Its not asking “friends and family”(which would indeed be tacky) in this case though, its readers of his webcomic. Using personal relationships to hock other peoples wares is certainly gauche, but doing so to the readership of your website/newspaper/magazine/whatever is basically just advertising, and has been accepted practice more or less forever.
Well, not really. Selling ad space on your website/whatever to allow some manufacturer to hawk their own wares to your readers is one thing, and you’re right that it’s customary and generally accepted.
But putting a personal appeal right smack in the middle of your front page, explicitly and individually requesting your readers to participate in this manufacturer’s sales campaign as a direct favor to you (and with a big-ass picture of the manufacturer’s product all over the page, no less), crosses the line into “volunteer shill” territory.
Nitpick: It’s certainly up to each individual to decide what they consider appropriate for them to do in such a situation. However, the criterion of “proper”, as in “polite” or “customary” or “in accordance with etiquette”, is not determined by individual choice, but refers to conventions of behavior recognized by society at large.
Individuals are certainly free to do many things that are widely considered socially improper, but that doesn’t make it “proper” to do them.

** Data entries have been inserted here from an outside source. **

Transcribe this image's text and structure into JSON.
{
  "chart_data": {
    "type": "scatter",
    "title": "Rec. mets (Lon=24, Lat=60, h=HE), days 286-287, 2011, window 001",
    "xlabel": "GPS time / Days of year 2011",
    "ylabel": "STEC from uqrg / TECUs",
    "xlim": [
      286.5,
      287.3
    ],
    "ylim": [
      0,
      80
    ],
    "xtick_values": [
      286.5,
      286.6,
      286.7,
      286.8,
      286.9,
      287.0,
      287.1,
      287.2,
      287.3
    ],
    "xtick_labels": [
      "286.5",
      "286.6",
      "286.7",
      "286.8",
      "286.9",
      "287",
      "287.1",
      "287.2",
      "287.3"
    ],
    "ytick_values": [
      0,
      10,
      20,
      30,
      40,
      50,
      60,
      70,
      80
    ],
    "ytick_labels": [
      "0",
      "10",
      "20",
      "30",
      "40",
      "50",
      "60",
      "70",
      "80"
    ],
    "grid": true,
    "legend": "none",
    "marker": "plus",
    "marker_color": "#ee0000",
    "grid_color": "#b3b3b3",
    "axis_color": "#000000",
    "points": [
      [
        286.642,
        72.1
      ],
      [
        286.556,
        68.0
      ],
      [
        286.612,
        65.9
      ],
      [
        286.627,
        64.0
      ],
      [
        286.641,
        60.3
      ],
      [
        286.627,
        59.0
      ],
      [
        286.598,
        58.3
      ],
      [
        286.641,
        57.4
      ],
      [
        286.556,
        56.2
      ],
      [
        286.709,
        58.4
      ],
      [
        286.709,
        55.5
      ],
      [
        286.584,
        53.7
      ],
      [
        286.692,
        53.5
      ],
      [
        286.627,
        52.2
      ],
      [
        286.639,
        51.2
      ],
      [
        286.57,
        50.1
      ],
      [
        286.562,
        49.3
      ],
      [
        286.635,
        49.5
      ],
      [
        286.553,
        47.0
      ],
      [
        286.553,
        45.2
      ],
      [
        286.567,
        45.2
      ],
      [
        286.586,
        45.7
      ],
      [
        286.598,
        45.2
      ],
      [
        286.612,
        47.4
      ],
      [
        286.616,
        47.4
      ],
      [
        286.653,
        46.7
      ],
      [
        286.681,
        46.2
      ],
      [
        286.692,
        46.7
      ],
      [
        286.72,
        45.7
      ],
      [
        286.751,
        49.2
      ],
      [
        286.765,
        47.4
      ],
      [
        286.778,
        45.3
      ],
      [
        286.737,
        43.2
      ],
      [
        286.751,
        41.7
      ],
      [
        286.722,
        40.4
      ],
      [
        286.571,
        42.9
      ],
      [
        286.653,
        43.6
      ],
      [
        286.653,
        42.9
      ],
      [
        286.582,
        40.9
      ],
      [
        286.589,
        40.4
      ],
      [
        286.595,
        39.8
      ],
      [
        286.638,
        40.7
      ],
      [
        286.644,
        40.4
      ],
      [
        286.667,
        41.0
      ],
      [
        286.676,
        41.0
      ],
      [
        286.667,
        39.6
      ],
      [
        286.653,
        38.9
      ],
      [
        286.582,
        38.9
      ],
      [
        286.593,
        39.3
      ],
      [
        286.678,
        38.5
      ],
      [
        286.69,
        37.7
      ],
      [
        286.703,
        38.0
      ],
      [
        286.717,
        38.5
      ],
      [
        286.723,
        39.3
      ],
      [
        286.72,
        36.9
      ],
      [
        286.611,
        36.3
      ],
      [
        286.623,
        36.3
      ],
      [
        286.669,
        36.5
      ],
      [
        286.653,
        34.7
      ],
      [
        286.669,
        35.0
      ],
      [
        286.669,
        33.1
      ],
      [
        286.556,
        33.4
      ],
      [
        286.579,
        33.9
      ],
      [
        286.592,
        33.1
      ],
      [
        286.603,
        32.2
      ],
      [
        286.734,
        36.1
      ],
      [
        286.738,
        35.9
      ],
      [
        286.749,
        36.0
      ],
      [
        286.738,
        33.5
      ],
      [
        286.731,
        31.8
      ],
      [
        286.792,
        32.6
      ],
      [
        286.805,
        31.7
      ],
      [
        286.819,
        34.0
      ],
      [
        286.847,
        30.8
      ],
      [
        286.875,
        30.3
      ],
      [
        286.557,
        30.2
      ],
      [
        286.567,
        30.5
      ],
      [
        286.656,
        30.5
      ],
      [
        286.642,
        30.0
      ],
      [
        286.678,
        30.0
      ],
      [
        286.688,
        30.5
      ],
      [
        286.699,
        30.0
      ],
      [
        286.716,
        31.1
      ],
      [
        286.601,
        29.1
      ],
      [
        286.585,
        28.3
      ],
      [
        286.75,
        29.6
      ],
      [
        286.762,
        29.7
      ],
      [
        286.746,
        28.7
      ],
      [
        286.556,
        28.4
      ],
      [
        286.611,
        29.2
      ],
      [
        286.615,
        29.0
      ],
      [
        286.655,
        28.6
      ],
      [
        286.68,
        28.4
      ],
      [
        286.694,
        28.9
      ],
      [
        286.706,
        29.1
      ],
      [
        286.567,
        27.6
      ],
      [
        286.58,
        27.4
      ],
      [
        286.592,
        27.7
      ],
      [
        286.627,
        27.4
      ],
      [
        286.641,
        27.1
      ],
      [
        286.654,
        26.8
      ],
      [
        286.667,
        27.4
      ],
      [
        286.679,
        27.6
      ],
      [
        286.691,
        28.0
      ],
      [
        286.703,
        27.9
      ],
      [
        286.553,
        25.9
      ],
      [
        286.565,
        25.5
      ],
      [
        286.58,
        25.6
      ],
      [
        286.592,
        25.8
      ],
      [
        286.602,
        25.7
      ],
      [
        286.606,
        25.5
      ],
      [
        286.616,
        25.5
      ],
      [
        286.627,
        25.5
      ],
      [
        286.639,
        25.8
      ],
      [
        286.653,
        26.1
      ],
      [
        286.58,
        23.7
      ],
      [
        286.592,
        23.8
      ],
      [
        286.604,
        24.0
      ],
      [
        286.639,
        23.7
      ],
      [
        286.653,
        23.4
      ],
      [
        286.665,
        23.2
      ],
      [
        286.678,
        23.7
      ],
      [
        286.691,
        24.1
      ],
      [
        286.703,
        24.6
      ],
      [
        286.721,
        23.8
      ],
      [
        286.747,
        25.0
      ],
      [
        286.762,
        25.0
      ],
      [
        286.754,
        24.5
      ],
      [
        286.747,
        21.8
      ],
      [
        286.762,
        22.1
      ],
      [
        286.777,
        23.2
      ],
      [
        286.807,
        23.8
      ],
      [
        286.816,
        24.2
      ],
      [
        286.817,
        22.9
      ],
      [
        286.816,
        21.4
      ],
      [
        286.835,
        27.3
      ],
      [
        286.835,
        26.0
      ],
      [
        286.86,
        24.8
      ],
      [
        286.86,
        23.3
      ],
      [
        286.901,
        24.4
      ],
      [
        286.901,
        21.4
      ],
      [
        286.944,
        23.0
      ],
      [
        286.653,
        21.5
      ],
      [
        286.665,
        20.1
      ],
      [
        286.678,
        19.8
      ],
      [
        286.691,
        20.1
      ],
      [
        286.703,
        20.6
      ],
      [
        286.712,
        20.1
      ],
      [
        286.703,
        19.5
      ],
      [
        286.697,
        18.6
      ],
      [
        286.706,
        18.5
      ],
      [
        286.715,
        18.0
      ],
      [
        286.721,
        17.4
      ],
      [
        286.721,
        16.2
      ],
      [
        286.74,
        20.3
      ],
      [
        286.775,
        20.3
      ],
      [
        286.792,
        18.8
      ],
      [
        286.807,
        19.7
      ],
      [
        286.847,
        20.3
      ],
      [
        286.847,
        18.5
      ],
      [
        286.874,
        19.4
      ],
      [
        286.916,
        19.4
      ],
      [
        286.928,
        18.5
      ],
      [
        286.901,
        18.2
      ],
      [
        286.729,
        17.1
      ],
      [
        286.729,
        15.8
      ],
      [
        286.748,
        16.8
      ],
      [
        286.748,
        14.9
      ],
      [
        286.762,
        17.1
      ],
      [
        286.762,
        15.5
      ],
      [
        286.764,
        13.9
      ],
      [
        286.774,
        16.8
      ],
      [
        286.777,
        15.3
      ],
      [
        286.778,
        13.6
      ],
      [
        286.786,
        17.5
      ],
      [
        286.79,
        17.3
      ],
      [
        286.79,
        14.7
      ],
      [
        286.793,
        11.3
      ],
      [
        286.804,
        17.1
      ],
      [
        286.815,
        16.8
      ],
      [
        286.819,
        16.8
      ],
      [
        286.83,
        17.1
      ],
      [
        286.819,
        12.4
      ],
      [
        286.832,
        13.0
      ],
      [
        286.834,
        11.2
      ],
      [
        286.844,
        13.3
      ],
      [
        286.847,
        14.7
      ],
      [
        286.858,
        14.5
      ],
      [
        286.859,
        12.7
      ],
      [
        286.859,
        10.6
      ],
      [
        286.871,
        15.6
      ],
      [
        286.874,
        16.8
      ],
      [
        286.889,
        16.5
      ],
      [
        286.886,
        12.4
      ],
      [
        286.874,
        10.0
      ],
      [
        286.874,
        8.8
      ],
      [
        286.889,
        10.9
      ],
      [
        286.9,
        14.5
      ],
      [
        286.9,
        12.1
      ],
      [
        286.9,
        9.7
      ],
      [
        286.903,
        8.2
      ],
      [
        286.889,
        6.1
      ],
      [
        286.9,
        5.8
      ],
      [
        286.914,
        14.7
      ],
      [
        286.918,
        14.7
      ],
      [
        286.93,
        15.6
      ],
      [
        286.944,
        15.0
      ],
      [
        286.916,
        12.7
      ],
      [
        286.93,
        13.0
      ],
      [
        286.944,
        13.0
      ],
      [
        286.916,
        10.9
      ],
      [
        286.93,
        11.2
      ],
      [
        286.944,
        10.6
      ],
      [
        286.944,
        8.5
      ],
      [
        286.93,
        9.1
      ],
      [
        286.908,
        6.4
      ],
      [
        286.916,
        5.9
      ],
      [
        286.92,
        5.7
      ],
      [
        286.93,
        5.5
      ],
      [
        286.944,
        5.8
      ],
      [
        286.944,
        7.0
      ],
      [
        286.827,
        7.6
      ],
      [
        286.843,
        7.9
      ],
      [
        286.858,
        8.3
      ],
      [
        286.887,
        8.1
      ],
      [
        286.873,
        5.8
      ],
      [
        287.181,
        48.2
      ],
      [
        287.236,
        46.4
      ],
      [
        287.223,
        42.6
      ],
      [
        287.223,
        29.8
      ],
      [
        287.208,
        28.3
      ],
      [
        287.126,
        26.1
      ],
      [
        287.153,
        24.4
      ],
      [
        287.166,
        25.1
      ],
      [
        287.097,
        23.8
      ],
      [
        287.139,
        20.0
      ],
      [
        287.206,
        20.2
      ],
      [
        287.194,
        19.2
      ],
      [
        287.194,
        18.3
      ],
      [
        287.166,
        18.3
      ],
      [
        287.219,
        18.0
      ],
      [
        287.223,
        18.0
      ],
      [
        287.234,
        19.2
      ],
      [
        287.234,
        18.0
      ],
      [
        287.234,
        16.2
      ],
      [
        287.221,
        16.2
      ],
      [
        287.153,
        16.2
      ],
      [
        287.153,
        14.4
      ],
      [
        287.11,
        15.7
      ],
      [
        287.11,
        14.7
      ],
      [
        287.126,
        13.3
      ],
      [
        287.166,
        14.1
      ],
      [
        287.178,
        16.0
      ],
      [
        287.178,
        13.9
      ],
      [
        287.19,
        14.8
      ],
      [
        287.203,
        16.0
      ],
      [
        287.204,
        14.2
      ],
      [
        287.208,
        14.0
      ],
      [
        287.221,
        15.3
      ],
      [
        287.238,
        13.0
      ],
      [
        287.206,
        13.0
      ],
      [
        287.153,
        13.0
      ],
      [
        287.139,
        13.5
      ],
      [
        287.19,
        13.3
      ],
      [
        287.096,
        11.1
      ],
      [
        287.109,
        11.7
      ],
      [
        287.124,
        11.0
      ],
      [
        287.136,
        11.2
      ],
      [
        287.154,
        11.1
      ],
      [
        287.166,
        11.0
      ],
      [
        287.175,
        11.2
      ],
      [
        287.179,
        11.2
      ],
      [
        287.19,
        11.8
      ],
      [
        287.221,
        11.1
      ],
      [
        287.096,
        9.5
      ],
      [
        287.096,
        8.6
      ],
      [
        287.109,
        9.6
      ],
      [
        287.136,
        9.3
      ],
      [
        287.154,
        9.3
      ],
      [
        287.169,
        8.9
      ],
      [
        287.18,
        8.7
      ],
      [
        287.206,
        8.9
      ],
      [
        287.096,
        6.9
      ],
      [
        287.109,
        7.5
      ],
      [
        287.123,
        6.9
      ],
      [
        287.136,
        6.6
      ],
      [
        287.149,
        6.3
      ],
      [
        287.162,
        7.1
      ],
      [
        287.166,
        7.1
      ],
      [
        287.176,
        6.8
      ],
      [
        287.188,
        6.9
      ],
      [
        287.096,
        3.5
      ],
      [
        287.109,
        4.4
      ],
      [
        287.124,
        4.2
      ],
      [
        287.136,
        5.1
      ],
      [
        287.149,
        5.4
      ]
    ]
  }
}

(Cue the howls of protest from various clueless posters who naively consider it a sign of independent thinking and free-spiritedness to be offended at the very idea of the existence of societal standards of etiquette applied to the behavior of individuals. :rolleyes: Not directed at you personally, Chronos, just trying to head off the usual generic anti-etiquette hijack.)
Doesn’t seem any different then asking people to click on Amazon links or to buy audiobooks through their podcasts (About half the podcasts on the planet are funded by Audible.com using more or less this method). Those are usually done with a personal appeal.
And even before the web, personal appeals to shop with an advertiser are hardly new (radio ads have taken this form for more then a century).
But in anycase, the reason I think of things like Tubberwear parties and the like as being tacky is because they rely on leveraging personal relationships to sell stuff for a third party. That isn’t what’s happening here, whether the appeal is “smack dab in the middle of your front page” or not doesn’t really bother me.
It was just a ‘share our link and win stuff’. Since I use Avast and usually do recommend it to friends, I shared their link. No-one (or not enough) joined and I got nothing. I still use and recommend Avast to friends.
I love Paul’s art. He has a wishlist over at Amazon and I donate regularly (well, as often as I can afford to) in order to support his work… and do so as well with other web artists whose work I enjoy. This by purchasing his artwork directly, getting things from his wish list, or contributing to efforts like this.
I see nothing wrong with this at all. Paul has a huge fan base, and he puts his artwork out on the web for free. This is a way for fans to say thanks in a more tangible way.